Golden selected to present 2012 Moseley Lecture
Catherine Golden (Phil Scalia photo)
Professor of English Catherine Golden, an expert on Victorian literature and culture, will present the 2012 Edwin M. Moseley Faculty Research Lecture at Skidmore College at 8 p.m. Thursday, March 29, in Gannett Auditorium, Palamountain Hall. Admission is free and open to the public. The talk will be followed by a reception.Selection as Skidmore's Moseley lecturer is the highest honor that the Skidmore faculty confers upon one of its own. The annual lecture provides an opportunity for the campus to celebrate the work of a distinguished faculty member.
Titled "Victorian Culture on Display: Decorative Objects in 'the time of chivalry?the age of steam'," Golden's talk will foreground her expertise in Victorian literature, illustration, and popular culture. Using a material culture studies approach, she will explain how Victorian decorative objects illuminate the politics, etiquette, communications, aesthetics, gender, and social class of 19th-century Britain, an age, Golden will argue, that is surprisingly rich in paradox.

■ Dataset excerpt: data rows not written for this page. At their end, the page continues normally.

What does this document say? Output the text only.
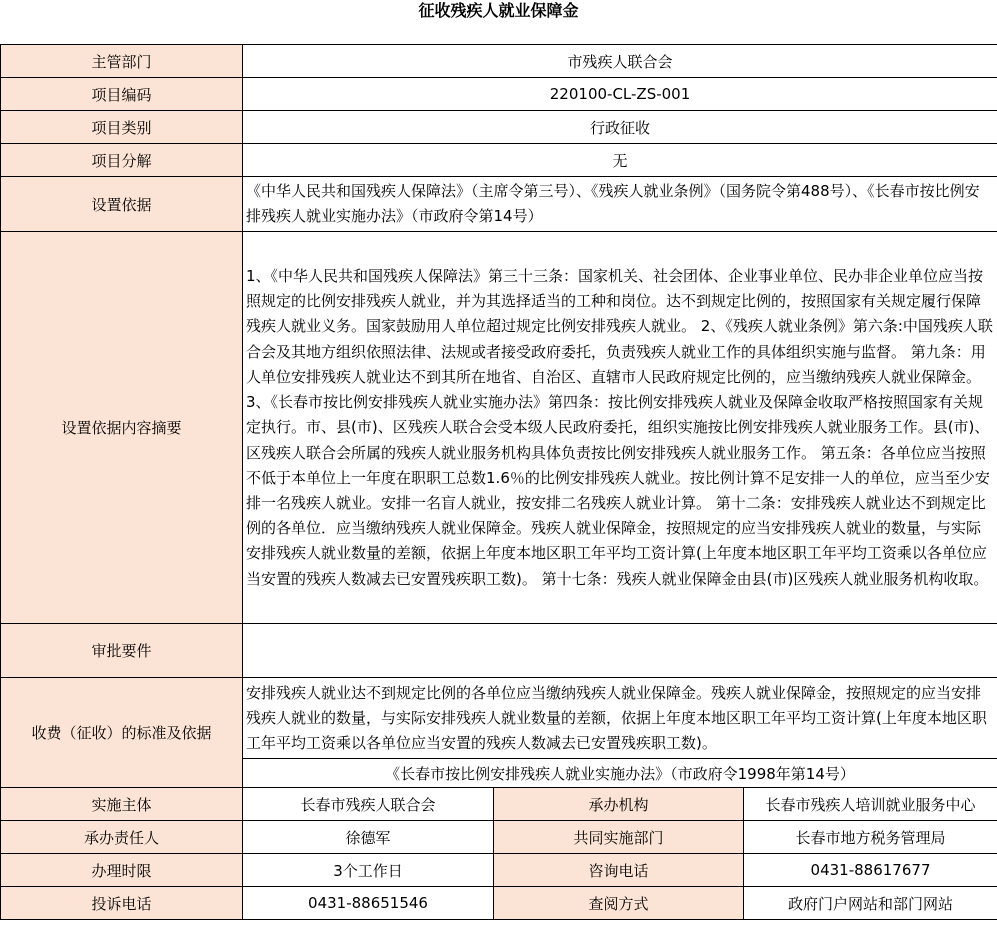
征收残疾人就业保障金
主管部门	市残疾人联合会		
项目编码	220100-CL-ZS-001		
项目类别	行政征收		
项目分解	无		
设置依据	《中华人民共和国残疾人保障法》（主席令第三号）、《残疾人就业条例》（国务院令第488号）、《长春市按比例安排残疾人就业实施办法》（市政府令第14号）		
设置依据内容摘要	1、《中华人民共和国残疾人保障法》第三十三条：国家机关、社会团体、企业事业单位、民办非企业单位应当按照规定的比例安排残疾人就业，并为其选择适当的工种和岗位。达不到规定比例的，按照国家有关规定履行保障残疾人就业义务。国家鼓励用人单位超过规定比例安排残疾人就业。 2、《残疾人就业条例》第六条:中国残疾人联合会及其地方组织依照法律、法规或者接受政府委托，负责残疾人就业工作的具体组织实施与监督。 第九条：用人单位安排残疾人就业达不到其所在地省、自治区、直辖市人民政府规定比例的，应当缴纳残疾人就业保障金。 3、《长春市按比例安排残疾人就业实施办法》第四条：按比例安排残疾人就业及保障金收取严格按照国家有关规定执行。市、县(市)、区残疾人联合会受本级人民政府委托，组织实施按比例安排残疾人就业服务工作。县(市)、区残疾人联合会所属的残疾人就业服务机构具体负责按比例安排残疾人就业服务工作。 第五条：各单位应当按照不低于本单位上一年度在职职工总数1.6％的比例安排残疾人就业。按比例计算不足安排一人的单位，应当至少安排一名残疾人就业。安排一名盲人就业，按安排二名残疾人就业计算。 第十二条：安排残疾人就业达不到规定比例的各单位．应当缴纳残疾人就业保障金。残疾人就业保障金，按照规定的应当安排残疾人就业的数量，与实际安排残疾人就业数量的差额，依据上年度本地区职工年平均工资计算(上年度本地区职工年平均工资乘以各单位应当安置的残疾人数减去已安置残疾职工数)。 第十七条：残疾人就业保障金由县(市)区残疾人就业服务机构收取。		
审批要件			
收费（征收）的标准及依据	安排残疾人就业达不到规定比例的各单位应当缴纳残疾人就业保障金。残疾人就业保障金，按照规定的应当安排残疾人就业的数量，与实际安排残疾人就业数量的差额，依据上年度本地区职工年平均工资计算(上年度本地区职工年平均工资乘以各单位应当安置的残疾人数减去已安置残疾职工数)。		
	《长春市按比例安排残疾人就业实施办法》（市政府令1998年第14号）		
实施主体	长春市残疾人联合会	承办机构	长春市残疾人培训就业服务中心
承办责任人	徐德军	共同实施部门	长春市地方税务管理局
办理时限	3个工作日	咨询电话	0431-88617677
投诉电话	0431-88651546	查阅方式	政府门户网站和部门网站
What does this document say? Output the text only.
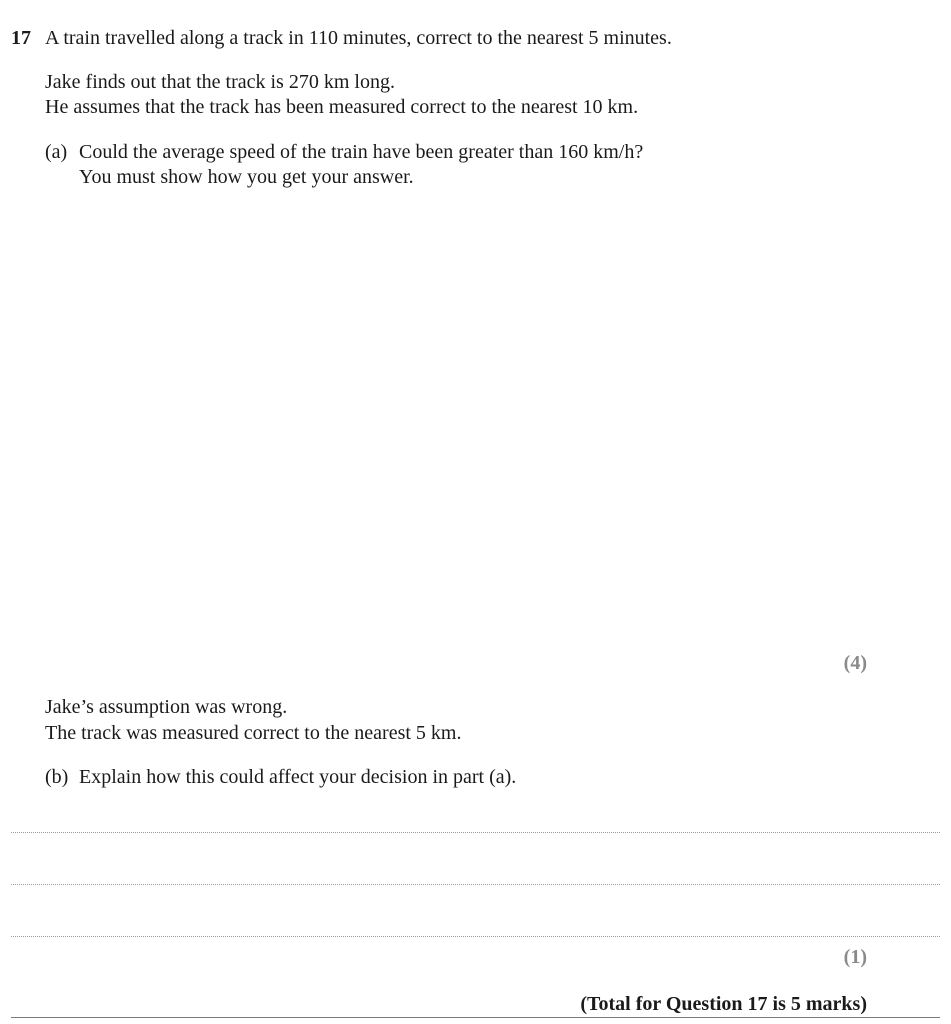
17 A train travelled along a track in 110 minutes, correct to the nearest 5 minutes.
Jake finds out that the track is 270 km long.
He assumes that the track has been measured correct to the nearest 10 km.
(a) Could the average speed of the train have been greater than 160 km/h?
You must show how you get your answer.
(4)
Jake’s assumption was wrong.
The track was measured correct to the nearest 5 km.
(b) Explain how this could affect your decision in part (a).
(1)
(Total for Question 17 is 5 marks)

Golden has been researching, writing, and teaching about Victorian literature and culture for more than 25 years, since her days as a doctoral student at the University of Michigan, where she titled her dissertation "The Victorian Illustrated Book: Authors Who Composed with Graphic Images and Words." She joined the Skidmore College faculty in 1986 and has taught courses on topics such as the Victorian Illustrated Book, the 19th-Century British Novel, Children's Literature, and Victorian Literature and Culture. Besides specialization in Victorian literature, Golden is a leading scholar on Charlotte Perkins Gilman, the American feminist author best known for her short story "The Yellow Wall-Paper."
Golden has published seven books over her career at Skidmore College. Her most recent book titled Posting It: The Victorian Revolution in Letter Writing (University Press of Florida, 2009, paperback 2010) won the George A. and Jean S. DeLong Book History Prize from the Society for the History of Authorship, Reading, and Publishing and the 2011 Vermeil Medal from the Chicago Philatelic Society. In writing this book, she conducted research at the British Library, the Victoria and Albert Museum, and postal museums in London and Bath, England. Following the publication of Posting It, she was invited to speak at the Smithsonian National Postal Museum.

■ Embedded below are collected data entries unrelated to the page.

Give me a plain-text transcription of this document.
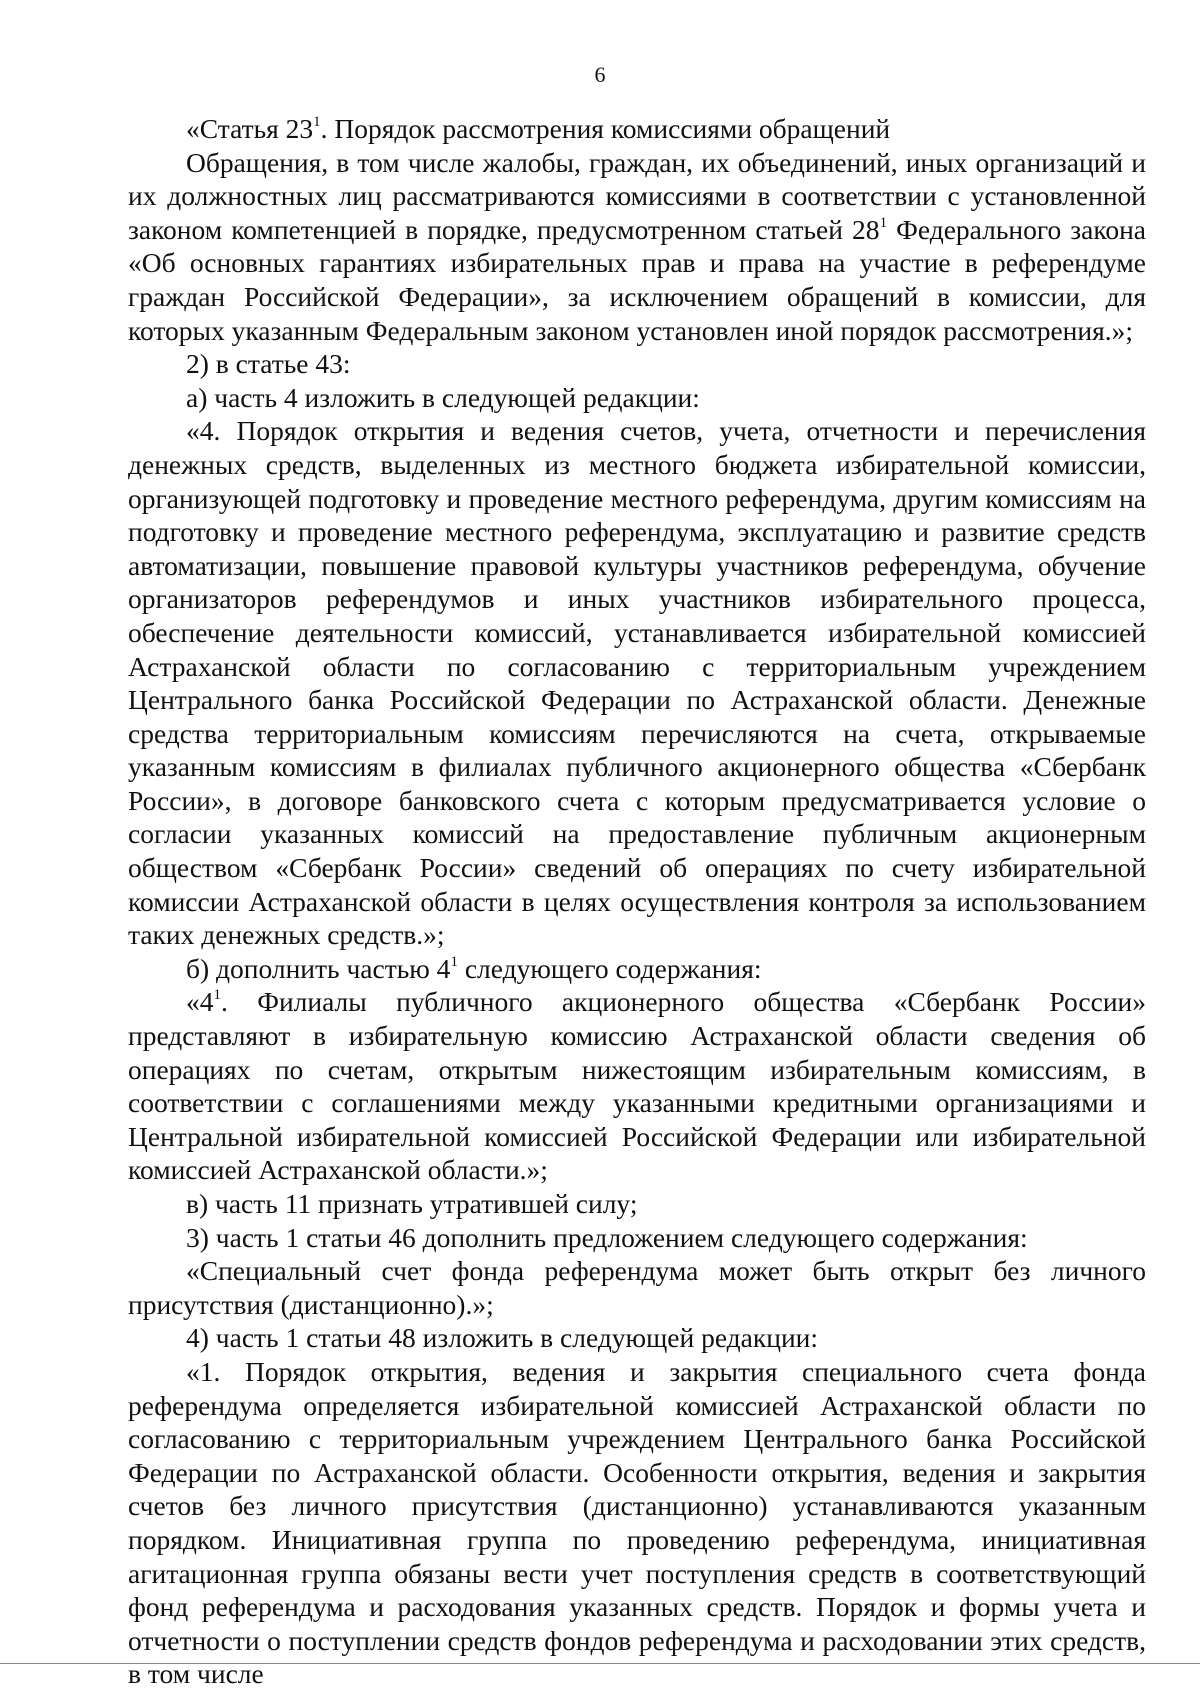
6

«Статья $23^1$. Порядок рассмотрения комиссиями обращений

Обращения, в том числе жалобы, граждан, их объединений, иных организаций и их должностных лиц рассматриваются комиссиями в соответствии с установленной законом компетенцией в порядке, предусмотренном статьей $28^1$ Федерального закона «Об основных гарантиях избирательных прав и права на участие в референдуме граждан Российской Федерации», за исключением обращений в комиссии, для которых указанным Федеральным законом установлен иной порядок рассмотрения.»;

2) в статье 43:

а) часть 4 изложить в следующей редакции:

«4. Порядок открытия и ведения счетов, учета, отчетности и перечисления денежных средств, выделенных из местного бюджета избирательной комиссии, организующей подготовку и проведение местного референдума, другим комиссиям на подготовку и проведение местного референдума, эксплуатацию и развитие средств автоматизации, повышение правовой культуры участников референдума, обучение организаторов референдумов и иных участников избирательного процесса, обеспечение деятельности комиссий, устанавливается избирательной комиссией Астраханской области по согласованию с территориальным учреждением Центрального банка Российской Федерации по Астраханской области. Денежные средства территориальным комиссиям перечисляются на счета, открываемые указанным комиссиям в филиалах публичного акционерного общества «Сбербанк России», в договоре банковского счета с которым предусматривается условие о согласии указанных комиссий на предоставление публичным акционерным обществом «Сбербанк России» сведений об операциях по счету избирательной комиссии Астраханской области в целях осуществления контроля за использованием таких денежных средств.»;

б) дополнить частью $4^1$ следующего содержания:

«$4^1$. Филиалы публичного акционерного общества «Сбербанк России» представляют в избирательную комиссию Астраханской области сведения об операциях по счетам, открытым нижестоящим избирательным комиссиям, в соответствии с соглашениями между указанными кредитными организациями и Центральной избирательной комиссией Российской Федерации или избирательной комиссией Астраханской области.»;

в) часть 11 признать утратившей силу;

3) часть 1 статьи 46 дополнить предложением следующего содержания:

«Специальный счет фонда референдума может быть открыт без личного присутствия (дистанционно).»;

4) часть 1 статьи 48 изложить в следующей редакции:

«1. Порядок открытия, ведения и закрытия специального счета фонда референдума определяется избирательной комиссией Астраханской области по согласованию с территориальным учреждением Центрального банка Российской Федерации по Астраханской области. Особенности открытия, ведения и закрытия счетов без личного присутствия (дистанционно) устанавливаются указанным порядком. Инициативная группа по проведению референдума, инициативная агитационная группа обязаны вести учет поступления средств в соответствующий фонд референдума и расходования указанных средств. Порядок и формы учета и отчетности о поступлении средств фондов референдума и расходовании этих средств, в том числе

The Norman M. Fox Lecture series that Golden coordinates at Skidmore served as the basis for her 2000 edited collection titled Book Illustrated: Text, Image, and Culture 1770-1930. In addition to editing several books on Gilman, Golden also is the author of Images of the Woman Reader in Victorian British and American Fiction (University Press of Florida, 2003). She is currently is researching her next book, to be published by the University Press of Florida and titled From Pickwick to Peter Rabbit: A Biography of the Victorian Illustrated Book.
Golden regularly uses the special collections of Skidmore's Lucy Scribner Library in her courses to mount exhibits in the library, which foster independent research and enable students to work with rare books. She has centered much of her research and teaching on the riches of the Fox (previously Adler) Collection of 18th- and 19th- century books, drawings, and porcelains housed at Skidmore. The collection had been on loan to the College since 1967 and was given to Skidmore in 2005 by local resident Norman M. Fox and his family, along with funds to endow a lecture series. Yearly lectures, coordinated by Golden, have featured prominent scholars, journalists, and bibliophiles.

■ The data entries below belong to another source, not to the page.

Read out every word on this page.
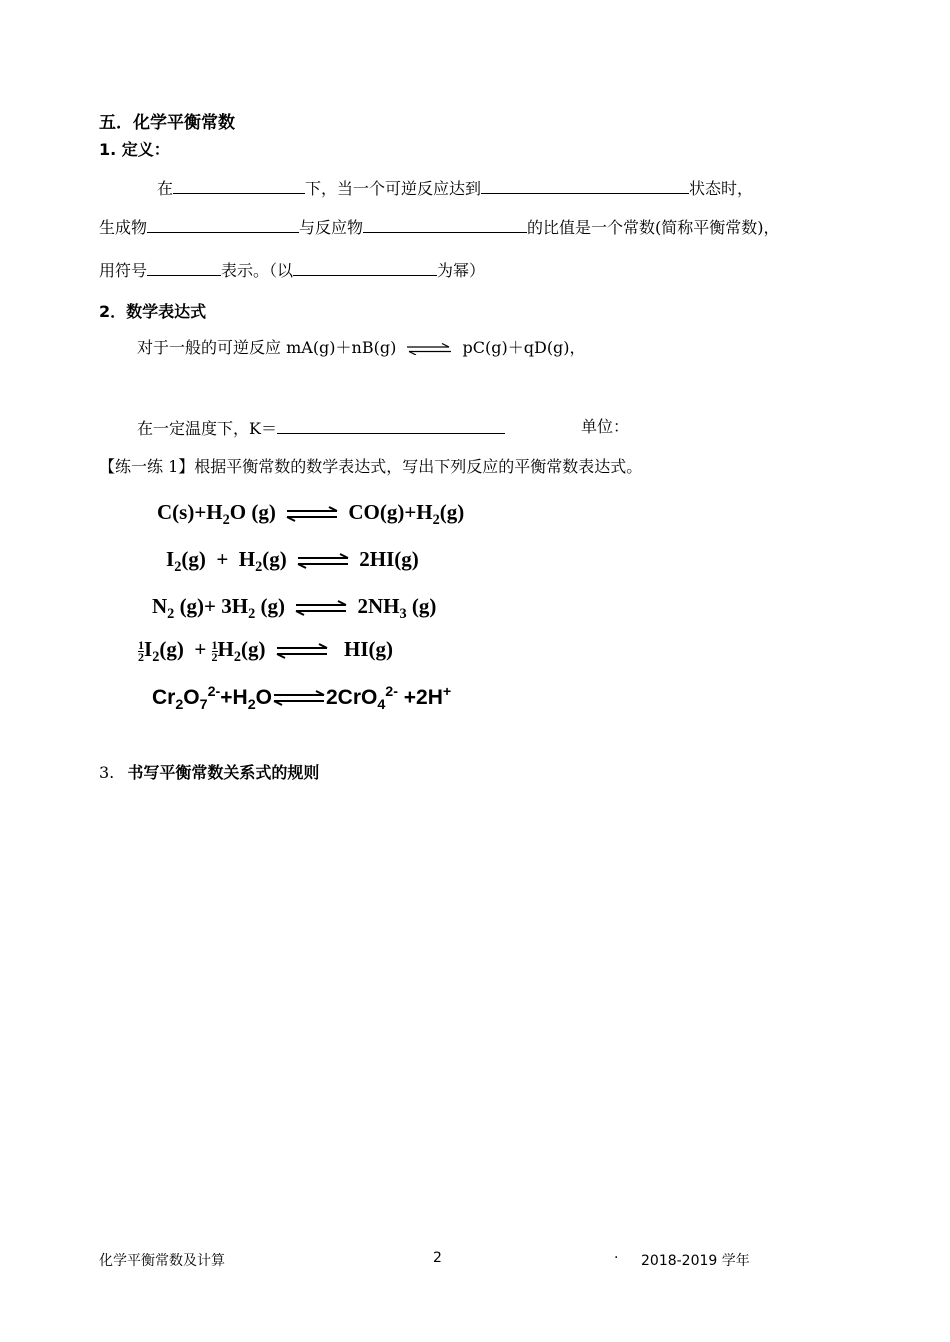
五．化学平衡常数
1. 定义：
在	下，当一个可逆反应达到	状态时，
生成物	与反应物	的比值是一个常数(简称平衡常数)，
用符号	表示。（以	为幂）
2．数学表达式
对于一般的可逆反应 mA(g)＋nB(g) ⇌ pC(g)＋qD(g)，
在一定温度下，K＝	单位：
【练一练 1】根据平衡常数的数学表达式，写出下列反应的平衡常数表达式。
$C(s)+H_2O$ (g) ⇌ $CO(g)+H_2(g)$
$I_2(g) + H_2(g)$ ⇌ 2HI(g)
$N_2$ $(g)+ 3H_2$ (g) ⇌ $2NH_3$ (g)
$\frac{1}{2} I_2(g) + \frac{1}{2} H_2(g)$ ⇌ HI(g)
$Cr_2O_7^{2-}+H_2O\rightleftharpoons 2CrO_4^{2-} +2H^+$
3. 书写平衡常数关系式的规则
化学平衡常数及计算	2	· 2018-2019 学年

Combining teaching with scholarship, Golden encourages creative use of campus and community resources to strengthen students' knowledge. In recent Honors Forum courses such as "The Reading Life," her students have participated in multigenerational discussions with senior citizens in the Prestwick Chase Book Chat Club. She regularly leads a mid-year Honors Forum travel seminar titled "Jane Austen in Bath" to England, allowing students to develop a personal perspective on the famed author in the city where she lived and set her novels.
In 2011, Golden was named director of Skidmore's Periclean Honors Forum for highly motivated students eager to explore the life of the mind.
Prior to earning the Ph.D. degree at the University of Michigan, Golden earned an A.B. degree in British and American Literature at Brown University and a master's degree in education at Harvard.